It was bad - but perhaps not as bad as many had feared.
Ophelia, downgraded from a hurricane to a post-tropical storm, wreaked havoc as it battered the island on Monday night.
At the storm blew in, emergency services, Manx Utilities and the Department of Infrastructure were soon working flat-out as they responded to scores of call-outs.
Alan Hardinge, operations manager in the highways division, said his team dealt with no fewer than 330 calls between 8pm and midnight and a further 40 calls after midnight.
By the morning, the DoI had cleared some 130 trees in 17 hours but police warned motorists there was still a lot of debris on the roads.

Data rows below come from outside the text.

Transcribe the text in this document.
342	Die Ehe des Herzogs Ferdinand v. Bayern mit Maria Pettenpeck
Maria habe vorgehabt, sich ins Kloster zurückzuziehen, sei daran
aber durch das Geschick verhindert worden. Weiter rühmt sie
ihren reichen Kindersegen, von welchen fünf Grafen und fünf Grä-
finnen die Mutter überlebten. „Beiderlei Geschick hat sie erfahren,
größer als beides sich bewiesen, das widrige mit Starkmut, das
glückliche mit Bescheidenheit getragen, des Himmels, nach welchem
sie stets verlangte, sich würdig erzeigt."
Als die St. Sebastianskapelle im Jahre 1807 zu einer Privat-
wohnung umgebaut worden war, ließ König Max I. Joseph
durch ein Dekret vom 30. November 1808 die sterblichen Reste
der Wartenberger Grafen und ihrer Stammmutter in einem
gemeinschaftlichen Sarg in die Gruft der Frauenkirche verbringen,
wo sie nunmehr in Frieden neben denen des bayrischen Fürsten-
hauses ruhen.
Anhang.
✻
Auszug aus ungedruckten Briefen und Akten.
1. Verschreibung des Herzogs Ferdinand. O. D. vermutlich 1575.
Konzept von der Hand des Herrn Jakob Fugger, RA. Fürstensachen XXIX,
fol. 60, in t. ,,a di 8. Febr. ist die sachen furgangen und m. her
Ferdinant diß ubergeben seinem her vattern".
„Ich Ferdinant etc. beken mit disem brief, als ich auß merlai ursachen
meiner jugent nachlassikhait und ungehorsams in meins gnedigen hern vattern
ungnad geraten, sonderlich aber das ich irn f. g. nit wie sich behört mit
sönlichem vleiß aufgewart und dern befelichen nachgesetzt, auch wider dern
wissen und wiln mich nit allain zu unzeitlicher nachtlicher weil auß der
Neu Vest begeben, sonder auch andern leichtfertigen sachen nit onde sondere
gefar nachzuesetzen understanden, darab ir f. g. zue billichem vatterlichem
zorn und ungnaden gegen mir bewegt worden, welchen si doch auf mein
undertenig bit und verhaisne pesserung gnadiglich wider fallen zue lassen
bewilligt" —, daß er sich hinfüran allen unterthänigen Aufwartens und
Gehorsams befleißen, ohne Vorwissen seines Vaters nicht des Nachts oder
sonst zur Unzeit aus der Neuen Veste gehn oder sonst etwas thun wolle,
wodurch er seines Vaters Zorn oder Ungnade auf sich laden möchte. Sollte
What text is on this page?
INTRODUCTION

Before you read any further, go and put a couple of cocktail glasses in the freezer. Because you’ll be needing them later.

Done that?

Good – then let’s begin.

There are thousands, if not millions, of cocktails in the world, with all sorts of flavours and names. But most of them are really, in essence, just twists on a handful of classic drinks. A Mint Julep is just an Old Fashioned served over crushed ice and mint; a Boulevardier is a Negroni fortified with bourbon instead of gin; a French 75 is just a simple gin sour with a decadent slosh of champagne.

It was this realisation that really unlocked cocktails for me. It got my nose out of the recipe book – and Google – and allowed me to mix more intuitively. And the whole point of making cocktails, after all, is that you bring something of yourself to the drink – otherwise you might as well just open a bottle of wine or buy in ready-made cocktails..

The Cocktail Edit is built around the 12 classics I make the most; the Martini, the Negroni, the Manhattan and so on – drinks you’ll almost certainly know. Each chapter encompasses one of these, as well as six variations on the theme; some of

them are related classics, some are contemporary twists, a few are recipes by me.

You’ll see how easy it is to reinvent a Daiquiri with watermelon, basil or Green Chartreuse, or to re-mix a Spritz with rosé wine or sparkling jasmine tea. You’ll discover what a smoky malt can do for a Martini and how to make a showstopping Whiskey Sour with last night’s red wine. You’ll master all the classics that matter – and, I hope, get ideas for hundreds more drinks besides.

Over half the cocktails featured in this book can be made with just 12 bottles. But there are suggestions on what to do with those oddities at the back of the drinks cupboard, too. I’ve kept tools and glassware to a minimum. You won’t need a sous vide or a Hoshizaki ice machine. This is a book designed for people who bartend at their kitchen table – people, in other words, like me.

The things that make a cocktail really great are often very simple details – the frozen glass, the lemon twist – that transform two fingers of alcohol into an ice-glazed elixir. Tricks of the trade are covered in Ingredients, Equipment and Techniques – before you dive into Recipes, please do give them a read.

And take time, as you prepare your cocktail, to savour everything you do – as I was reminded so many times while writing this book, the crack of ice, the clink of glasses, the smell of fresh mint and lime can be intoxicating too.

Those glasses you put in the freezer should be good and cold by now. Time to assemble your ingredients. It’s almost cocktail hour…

Power lines also came down as winds gusted up to 80mph in exposed locations.
Flights and sailings were cancelled and shops closed early.
Schools remained open but after-school clubs were cancelled.

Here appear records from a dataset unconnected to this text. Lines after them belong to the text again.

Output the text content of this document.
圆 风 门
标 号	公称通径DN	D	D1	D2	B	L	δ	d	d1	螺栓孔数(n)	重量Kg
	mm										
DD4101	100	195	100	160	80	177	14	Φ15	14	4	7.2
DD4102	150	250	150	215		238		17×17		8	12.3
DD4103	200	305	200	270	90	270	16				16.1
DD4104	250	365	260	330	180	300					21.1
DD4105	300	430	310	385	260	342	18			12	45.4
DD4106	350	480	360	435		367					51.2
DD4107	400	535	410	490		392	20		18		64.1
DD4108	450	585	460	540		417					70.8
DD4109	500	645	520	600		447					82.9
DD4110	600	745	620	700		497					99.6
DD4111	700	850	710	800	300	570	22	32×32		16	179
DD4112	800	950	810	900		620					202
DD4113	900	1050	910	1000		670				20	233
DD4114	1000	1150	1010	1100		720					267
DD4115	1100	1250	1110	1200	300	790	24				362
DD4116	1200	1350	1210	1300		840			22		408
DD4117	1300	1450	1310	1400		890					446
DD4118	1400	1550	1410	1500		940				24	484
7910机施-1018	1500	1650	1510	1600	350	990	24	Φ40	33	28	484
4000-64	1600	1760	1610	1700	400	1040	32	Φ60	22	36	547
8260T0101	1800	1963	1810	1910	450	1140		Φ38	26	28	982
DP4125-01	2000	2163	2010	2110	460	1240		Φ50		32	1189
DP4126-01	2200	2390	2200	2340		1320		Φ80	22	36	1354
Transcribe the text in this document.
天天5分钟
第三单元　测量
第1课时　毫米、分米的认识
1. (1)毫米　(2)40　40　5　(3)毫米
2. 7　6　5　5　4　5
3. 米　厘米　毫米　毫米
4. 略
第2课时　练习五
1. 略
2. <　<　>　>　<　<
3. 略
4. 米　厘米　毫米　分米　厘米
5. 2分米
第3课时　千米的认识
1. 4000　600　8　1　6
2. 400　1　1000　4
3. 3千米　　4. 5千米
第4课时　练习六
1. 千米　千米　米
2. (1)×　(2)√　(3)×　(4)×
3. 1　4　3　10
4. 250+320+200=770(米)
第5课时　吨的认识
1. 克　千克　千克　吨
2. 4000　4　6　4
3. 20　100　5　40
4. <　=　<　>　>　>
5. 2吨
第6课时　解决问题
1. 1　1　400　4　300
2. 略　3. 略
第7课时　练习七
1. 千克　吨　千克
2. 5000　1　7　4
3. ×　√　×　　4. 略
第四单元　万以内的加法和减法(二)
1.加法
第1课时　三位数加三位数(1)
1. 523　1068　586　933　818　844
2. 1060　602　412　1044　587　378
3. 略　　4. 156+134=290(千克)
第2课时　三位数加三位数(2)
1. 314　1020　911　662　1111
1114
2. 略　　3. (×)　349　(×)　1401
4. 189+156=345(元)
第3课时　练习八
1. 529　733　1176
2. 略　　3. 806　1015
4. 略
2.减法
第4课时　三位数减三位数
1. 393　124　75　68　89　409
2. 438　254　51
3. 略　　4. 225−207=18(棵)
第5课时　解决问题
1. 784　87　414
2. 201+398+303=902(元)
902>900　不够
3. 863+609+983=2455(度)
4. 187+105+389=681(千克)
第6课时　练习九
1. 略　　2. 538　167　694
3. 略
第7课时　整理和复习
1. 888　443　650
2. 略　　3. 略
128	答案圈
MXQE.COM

The Palace Health club was closed the following day and all exercise classes cancelled after a section of felt roofing at the rear of the Best Western Palace Hotel blew off in the storm.

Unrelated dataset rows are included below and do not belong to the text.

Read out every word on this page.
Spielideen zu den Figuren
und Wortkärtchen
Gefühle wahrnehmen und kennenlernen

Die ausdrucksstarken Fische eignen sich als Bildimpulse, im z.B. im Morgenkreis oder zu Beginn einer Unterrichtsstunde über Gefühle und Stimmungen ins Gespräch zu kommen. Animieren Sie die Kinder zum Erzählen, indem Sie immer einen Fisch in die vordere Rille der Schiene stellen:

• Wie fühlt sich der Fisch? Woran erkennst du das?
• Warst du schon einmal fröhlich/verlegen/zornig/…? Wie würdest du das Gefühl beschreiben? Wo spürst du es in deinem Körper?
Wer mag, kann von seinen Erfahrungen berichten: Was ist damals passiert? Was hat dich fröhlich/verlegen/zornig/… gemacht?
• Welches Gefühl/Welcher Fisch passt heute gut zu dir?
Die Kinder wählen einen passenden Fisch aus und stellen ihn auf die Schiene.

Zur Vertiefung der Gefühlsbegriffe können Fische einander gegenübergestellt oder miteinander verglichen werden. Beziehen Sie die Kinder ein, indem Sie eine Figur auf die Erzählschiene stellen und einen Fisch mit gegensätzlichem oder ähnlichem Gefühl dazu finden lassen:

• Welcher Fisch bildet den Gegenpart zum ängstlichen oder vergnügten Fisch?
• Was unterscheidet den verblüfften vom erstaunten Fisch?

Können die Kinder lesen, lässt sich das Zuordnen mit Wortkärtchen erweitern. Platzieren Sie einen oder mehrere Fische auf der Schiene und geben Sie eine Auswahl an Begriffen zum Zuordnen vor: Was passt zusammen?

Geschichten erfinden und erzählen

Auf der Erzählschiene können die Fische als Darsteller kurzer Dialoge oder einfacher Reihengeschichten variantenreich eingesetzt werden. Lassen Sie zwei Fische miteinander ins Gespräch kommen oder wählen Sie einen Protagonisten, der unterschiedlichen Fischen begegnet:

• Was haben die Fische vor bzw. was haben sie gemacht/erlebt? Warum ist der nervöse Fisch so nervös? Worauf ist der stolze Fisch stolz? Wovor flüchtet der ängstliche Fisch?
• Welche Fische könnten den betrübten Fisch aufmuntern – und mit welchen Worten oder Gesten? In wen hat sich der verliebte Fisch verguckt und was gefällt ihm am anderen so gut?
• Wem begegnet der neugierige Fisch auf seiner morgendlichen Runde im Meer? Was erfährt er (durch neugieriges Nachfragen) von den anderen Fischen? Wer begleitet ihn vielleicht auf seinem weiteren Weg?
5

But for the most part, structural damage was limited.
And fears that coastal overtopping would cause major flooding proved unfounded.
At Castletown, residents on Hope Street waited anxiously for high tide at 10pm, sandbags stacked against their front doors.
Work on a multi-million flood defence project began but with a construction programme scheduled for an estimated at 45 weeks, it is not yet complete.
Emergency services had concerns about possible flooding but in the event the new flood defences went untested as the water level remained well below the new harbour wall.
It would have been a different matter if a 1.5m storm surge had coincided with high tide rather in the afternoon.
Neil Young at the Met Office said the strongest gusts recorded at Ronaldsway were 78mph at 5.13pm.
But on Douglas breakwater a gust of 87mph was recorded at 5pm and at Brandywell at 5.20pm the highest wind speed measured was 94mph and 95mph was recorded on Snaefell at 6pm.
Mr Hardinge at the DoI said he had 30 staff working through to midnight - and most were back in work at 8am the next morning.
He said: ’It probably could have been worse. But there was a substantial amount of trees down.
’The saving grace was coastal flooding, as the height of the tide was fairly low.
’If they had been higher there would have been far more problems.
’It was a great team effort with all the emergency services, Civil Defences, Douglas Council and Manx Utilities pulling together.’